1.
Exploratory Data Analysis
1.3.
EDA Techniques
1.3.6.
Probability Distributions
1.3.6.6.
Gallery of Distributions
1.3.6.6.1.
Normal Distribution
Probability Density Function
The general formula for the
probability
density function of the normal distribution is
\( f(x) = \frac{e^{-(x - \mu)^{2}/(2\sigma^{2}) }} {\sigma\sqrt{2\pi}} \)
where μ is the location parameter and
σ is the scale parameter. The case
where μ = 0 and σ = 1 is called the standard
normal distribution. The equation for the standard normal
distribution is
\( f(x) = \frac{e^{-x^{2}/2}} {\sqrt{2\pi}} \)
Since the general form of probability functions can be
expressed in terms of the standard
distribution, all subsequent formulas in this section are
given for the standard form of the function.
The following is the plot of the standard normal probability density
function.
plot of the standard normal probability density function
Cumulative Distribution Function
The formula for the cumulative distribution function of the standard
normal distribution is
\( F(x) = \int_{-\infty}^{x} \frac{e^{-x^{2}/2}} {\sqrt{2\pi}} \)
Note that this integral does not exist in a simple closed formula. It is
computed numerically.
The following is the plot of the normal cumulative distribution
function.
plot of the normal cumulative distribution function
Percent Point Function
The formula for the
percent point
function of the normal distribution does not exist in
a simple closed formula. It is computed numerically.

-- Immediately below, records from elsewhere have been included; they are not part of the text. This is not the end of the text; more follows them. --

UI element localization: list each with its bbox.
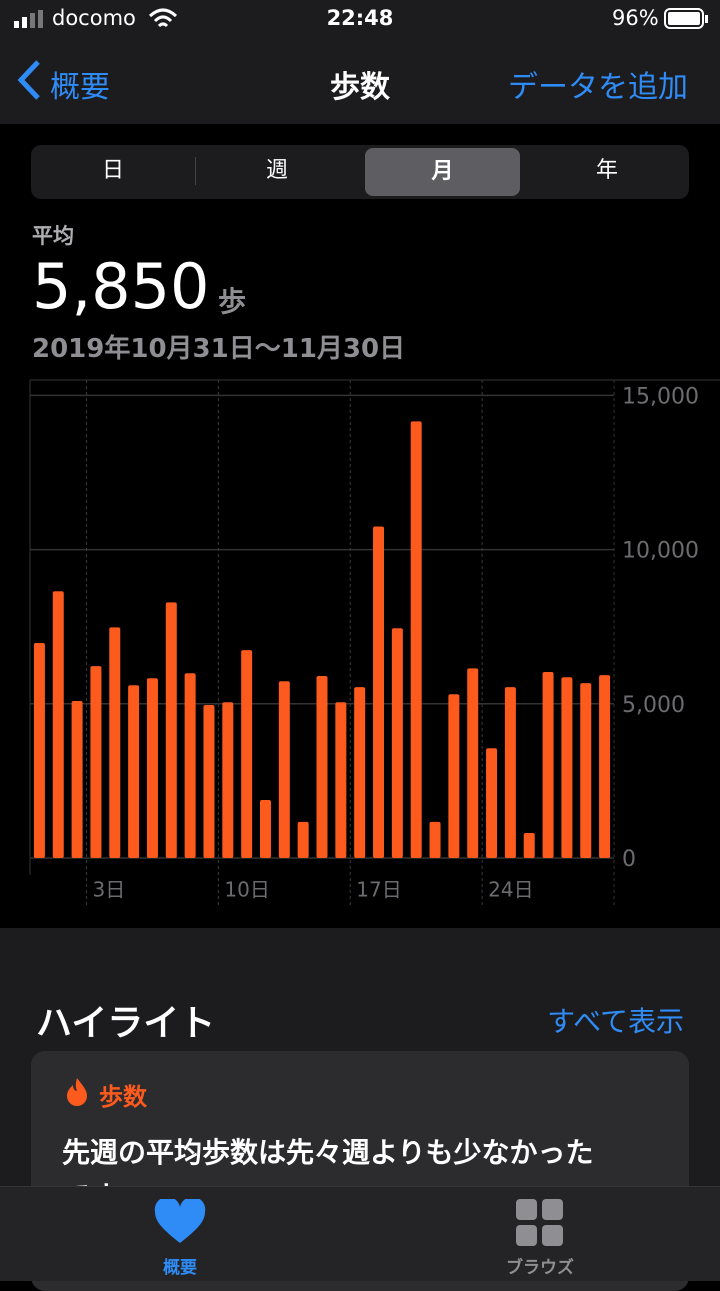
back-chevron[interactable] <box>16 60 42 100</box>
bar <box>165 602 177 858</box>
bar <box>354 687 366 858</box>
nav-title: 歩数 <box>330 70 390 105</box>
signal-icon <box>14 10 43 28</box>
back-button[interactable]: 概要 <box>50 70 110 105</box>
flame-icon <box>67 1078 87 1106</box>
segment[interactable]: 年 <box>595 158 618 183</box>
bar <box>90 666 102 858</box>
segment[interactable]: 週 <box>265 158 288 183</box>
average-value: 5,850 <box>32 250 210 323</box>
bar <box>410 421 422 858</box>
bar <box>335 702 347 858</box>
bar <box>241 650 253 858</box>
clock: 22:48 <box>326 6 394 30</box>
bar <box>373 526 385 858</box>
battery-text: 96% <box>612 6 659 30</box>
card-title: 歩数 <box>99 1083 147 1111</box>
y-tick-label: 5,000 <box>622 693 685 718</box>
tab-icon-summary[interactable] <box>154 1199 206 1245</box>
show-all-button[interactable]: すべて表示 <box>547 1005 684 1038</box>
average-label: 平均 <box>32 224 74 248</box>
carrier: docomo <box>52 6 136 30</box>
bar <box>71 701 83 858</box>
y-tick-label: 10,000 <box>622 539 699 564</box>
bar <box>184 673 196 858</box>
bar <box>429 821 441 858</box>
tab-label[interactable]: ブラウズ <box>506 1258 574 1278</box>
bar <box>222 702 234 858</box>
bar <box>203 705 215 858</box>
bar <box>391 628 403 858</box>
x-tick-label: 10日 <box>224 878 269 902</box>
x-tick-label: 24日 <box>488 878 533 902</box>
segment[interactable]: 日 <box>101 158 124 183</box>
bar <box>259 800 271 858</box>
segment-selected[interactable]: 月 <box>365 148 520 196</box>
bar <box>33 643 45 858</box>
bar <box>523 833 535 858</box>
segment-divider <box>195 157 196 185</box>
bar <box>580 683 592 858</box>
highlights-title: ハイライト <box>36 1003 216 1044</box>
bar <box>542 672 554 858</box>
bar <box>561 677 573 858</box>
bar <box>504 687 516 858</box>
tab-bar: 概要 ブラウズ <box>0 1186 720 1281</box>
bar <box>599 675 611 858</box>
tab-label[interactable]: 概要 <box>163 1258 197 1278</box>
add-data-button[interactable]: データを追加 <box>508 70 688 105</box>
header: docomo 22:48 96% 概要 歩数 データを追加 <box>0 0 720 124</box>
bar <box>128 685 140 858</box>
bar <box>316 676 328 858</box>
tab-icon-browse[interactable] <box>516 1199 564 1247</box>
chart: 0 5,000 10,000 15,000 3日 10日 17日 24日 <box>29 379 720 905</box>
battery-icon <box>664 8 708 29</box>
x-tick-label: 17日 <box>356 878 401 902</box>
bar <box>448 694 460 858</box>
bar <box>467 668 479 858</box>
average-unit: 歩 <box>218 285 247 318</box>
bar <box>278 681 290 858</box>
y-tick-label: 0 <box>622 847 636 872</box>
segmented-control: 日 週 月 年 <box>31 145 689 199</box>
bar <box>297 821 309 858</box>
y-tick-label: 15,000 <box>622 384 699 409</box>
bar <box>486 748 498 858</box>
bar <box>109 627 121 858</box>
date-range: 2019年10月31日〜11月30日 <box>32 334 406 364</box>
bar <box>52 591 64 858</box>
wifi-icon <box>148 8 178 28</box>
bar <box>146 678 158 858</box>
x-tick-label: 3日 <box>93 878 126 902</box>
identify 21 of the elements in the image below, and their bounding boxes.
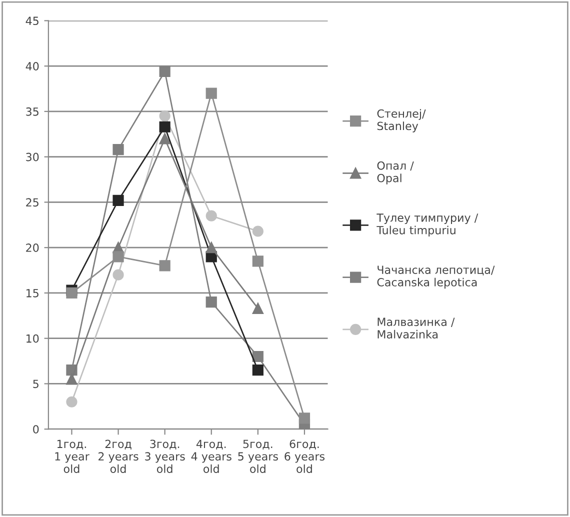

The following is the plot of the normal percent point function.
plot of the normal percent point function
Hazard Function
The formula for the
hazard
function of the normal distribution is
\( h(x) = \frac{\phi(x)} {\Phi(-x)} \)
where \(\Phi\) is the cumulative distribution function of the standard
normal distribution and \(\phi\) is the probability
density function of the standard normal
distribution.
The following is the plot of the normal hazard function.
plot of the normal hazard function
Survival Function
The normal
survival function
can be computed from the normal cumulative distribution function.
The following is the plot of the normal survival function.
normal survival function
Common Statistics
Mean
The location parameter μ.
Median
The location parameter μ.
Mode
The location parameter μ.
Range
\(-\infty\) to \(\infty\).
Standard Deviation
The scale parameter σ.
Coefficient of Variation
σ/μ
Skewness
0
Kurtosis
3
Parameter Estimation
The location and scale parameters of the normal distribution can
be estimated with the sample
mean and sample
standard deviation, respectively.
Comments
For both theoretical and practical reasons, the normal distribution is
probably the most important distribution in statistics. For example,
- Many classical statistical tests are based on the assumption
that the data follow a normal distribution. This assumption
should be tested before applying these tests.
- In modeling applications, such as linear and non-linear
regression, the error term is often assumed to follow a normal
distribution with fixed location and scale.
- The normal distribution is used to find significance levels
in many hypothesis tests and confidence intervals.
Theroretical Justification - Central Limit Theorem
The normal distribution is widely used. Part of the appeal is
that it is well behaved and mathematically tractable. However,
the central limit theorem provides a theoretical basis for why it
has wide applicability.
The central limit theorem basically states that as the sample
size (N) becomes large, the following occur:
- The sampling distribution of the mean becomes approximately
normal regardless of the distribution of the original
variable.
- The sampling distribution of the mean is centered at the
population mean, μ, of the
original variable. In addition, the standard deviation
of the sampling distribution of the mean approaches
\( \sigma / \sqrt{N} \).
Software
Most general purpose statistical software programs support at least
some of the probability functions for the normal distribution.